Current antibodies available for the treatment of solid cancers owing to the expression of their targets on normal tissues do not sufficiently exploit the cumulative power of action modes embedded in antibody molecules. Her2/neu, for instance, the target of Herceptin, is expressed in many normal human tissues including heart muscle (Crone, S. A., Zhao, Y. Y., Fan, L., Gu, Y., Minamisawa, S., Liu, Y., Peterson, K. L., Chen, J., Kahn, R., Condorelli, G. et al. (2002) Nat. Med. 8, 459-465). As a consequence, Herceptin was designed with a reduced immunological potency and cannot be given at the maximum effective dose, because of otherwise unacceptable toxicity. This “blunting of a potentially sharp knife” limits the therapeutic efficacy of Herceptin.
In addition to lack of expression in toxicity relevant normal tissues, robust and high expression on the surface of tumor cells and exhibition of a tumor promoting function are desirable characteristics for an ideal antibody target (Houshmand, P. & Zlotnik, A. (2003) Curr. Opin. Cell Biol. 15, 640-644).
Using an integrated data mining and experimental validation approach for the discovery of new targets for antibody therapy of cancer we identified GT468. GT468 is a placenta-specific gene with no detectable expression in any other normal human tissue.
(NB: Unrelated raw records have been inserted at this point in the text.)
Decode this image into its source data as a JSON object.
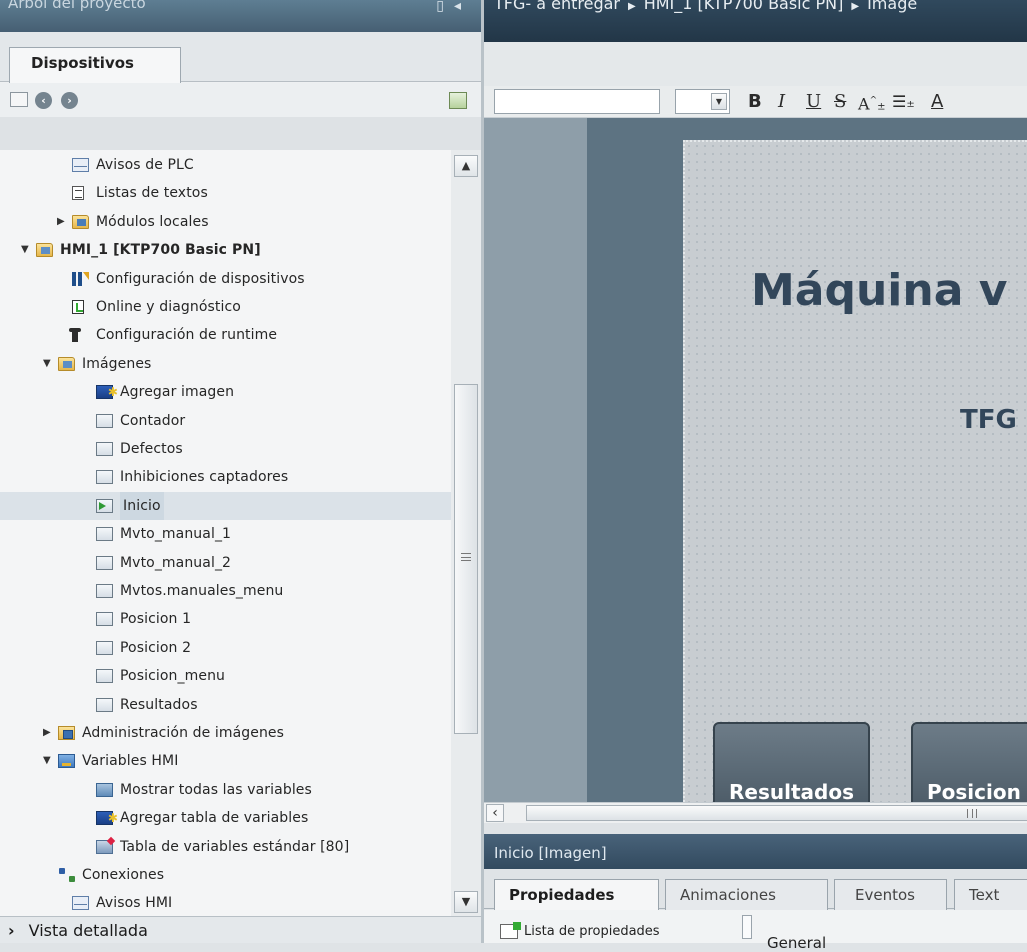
{
  "left_panel": {
    "title": "Árbol del proyecto",
    "tab_label": "Dispositivos",
    "bottom_bar_label": "Vista detallada",
    "tree": [
      {
        "label": "Avisos de PLC",
        "icon": "mail-icon"
      },
      {
        "label": "Listas de textos",
        "icon": "text-list-icon"
      },
      {
        "label": "Módulos locales",
        "icon": "folder-icon",
        "expander": "collapsed"
      },
      {
        "label": "HMI_1 [KTP700 Basic PN]",
        "icon": "folder-icon",
        "expander": "expanded"
      },
      {
        "label": "Configuración de dispositivos",
        "icon": "device-config-icon"
      },
      {
        "label": "Online y diagnóstico",
        "icon": "diagnostics-icon"
      },
      {
        "label": "Configuración de runtime",
        "icon": "runtime-config-icon"
      },
      {
        "label": "Imágenes",
        "icon": "folder-icon",
        "expander": "expanded"
      },
      {
        "label": "Agregar imagen",
        "icon": "add-screen-icon"
      },
      {
        "label": "Contador",
        "icon": "screen-icon"
      },
      {
        "label": "Defectos",
        "icon": "screen-icon"
      },
      {
        "label": "Inhibiciones captadores",
        "icon": "screen-icon"
      },
      {
        "label": "Inicio",
        "icon": "start-screen-icon",
        "selected": true
      },
      {
        "label": "Mvto_manual_1",
        "icon": "screen-icon"
      },
      {
        "label": "Mvto_manual_2",
        "icon": "screen-icon"
      },
      {
        "label": "Mvtos.manuales_menu",
        "icon": "screen-icon"
      },
      {
        "label": "Posicion 1",
        "icon": "screen-icon"
      },
      {
        "label": "Posicion 2",
        "icon": "screen-icon"
      },
      {
        "label": "Posicion_menu",
        "icon": "screen-icon"
      },
      {
        "label": "Resultados",
        "icon": "screen-icon"
      },
      {
        "label": "Administración de imágenes",
        "icon": "screen-admin-folder-icon",
        "expander": "collapsed"
      },
      {
        "label": "Variables HMI",
        "icon": "hmi-variables-folder-icon",
        "expander": "expanded"
      },
      {
        "label": "Mostrar todas las variables",
        "icon": "show-variables-icon"
      },
      {
        "label": "Agregar tabla de variables",
        "icon": "add-table-icon"
      },
      {
        "label": "Tabla de variables estándar [80]",
        "icon": "variable-table-icon"
      },
      {
        "label": "Conexiones",
        "icon": "connections-icon"
      },
      {
        "label": "Avisos HMI",
        "icon": "mail-icon"
      }
    ]
  },
  "editor": {
    "breadcrumb": [
      "TFG- a entregar",
      "HMI_1 [KTP700 Basic PN]",
      "Imáge"
    ],
    "format_buttons": {
      "bold": "B",
      "italic": "I",
      "underline": "U",
      "strike": "S",
      "size_up": "A",
      "font_color": "A"
    },
    "screen": {
      "title": "Máquina v",
      "subtitle": "TFG",
      "buttons": [
        "Resultados",
        "Posicion"
      ]
    }
  },
  "inspector": {
    "header": "Inicio [Imagen]",
    "tabs": [
      "Propiedades",
      "Animaciones",
      "Eventos",
      "Text"
    ],
    "property_list_label": "Lista de propiedades",
    "section_label": "General"
  },
  "colors": {
    "header_dark": "#2c4357",
    "canvas_bg": "#5d7382",
    "screen_text": "#32465a"
  }
}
However, it is frequently aberrantly activated and highly expressed in a variety of tumor types, in particular breast cancer. RNAi-mediated silencing of GT468 in MCF-7 and BT-549 breast cancer cells profoundly impairs motility, migration and invasion and induces a G1/S cell cycle block with nearly complete abrogation of proliferation. Knock down of GT468 is associated with decreased expression of cyclin D1 and reduced phosphorylation of AKT kinase. Moreover, GT468 is localized on the surface of cancer cells and is accessible for antibodies which antagonize biological functions of this molecule.
GT468 has several properties that make it a highly attractive target for therapeutic antibodies. Being a differentiation antigen of a cell lineage which appears in the human body only in such an exceptional state as pregnancy, it is as absent from healthy toxicity-relevant tissues as a self-antigen can possibly be. Its high prevalence in a variety of tumor entities would make a broad number of patients eligible for treatment with GT468 targeting therapies. In the case of breast cancer for example, 82% of patients carry this target. Her2/neu, in contrast, the target of Herceptin, the only mAb available for treatment of this cancer type, is overexpressed in only 20-25% of breast cancer patients (Slamon, D. J., Godolphin, W., Jones, L. A., Holt, J. A., Wong, S. G., Keith, D. E., Levin, W. J., Stuart, S. G., Udove, J., Ullrich, A. et al. (1989) Science 244, 707-712). For lung cancer and for gastric cancer, in which GT468 is expressed in 42 and 58% of the cases respectively, there is no approved mAB treatment so far owing to the lack of appropriate targets in these cancer types.
GT468 is druggable by antibodies on living cells and such antibodies may precipitate anti-tumoral effects such as proliferation inhibition. GT468 is involved not only in proliferation but also cell motility, migration and invasion. Most interestingly, all these attributes do not only substantially contribute to the tumor phenotype but are also inherent properties of the human trophoblast, which physiological characteristics are to grow fast and to invade efficiently into uterus tissue. It is expected that mAbs against GT468 can be engineered, which intervene with all these functions at once on top of their potential to mediate immune effector functions such as ADCC and CDC.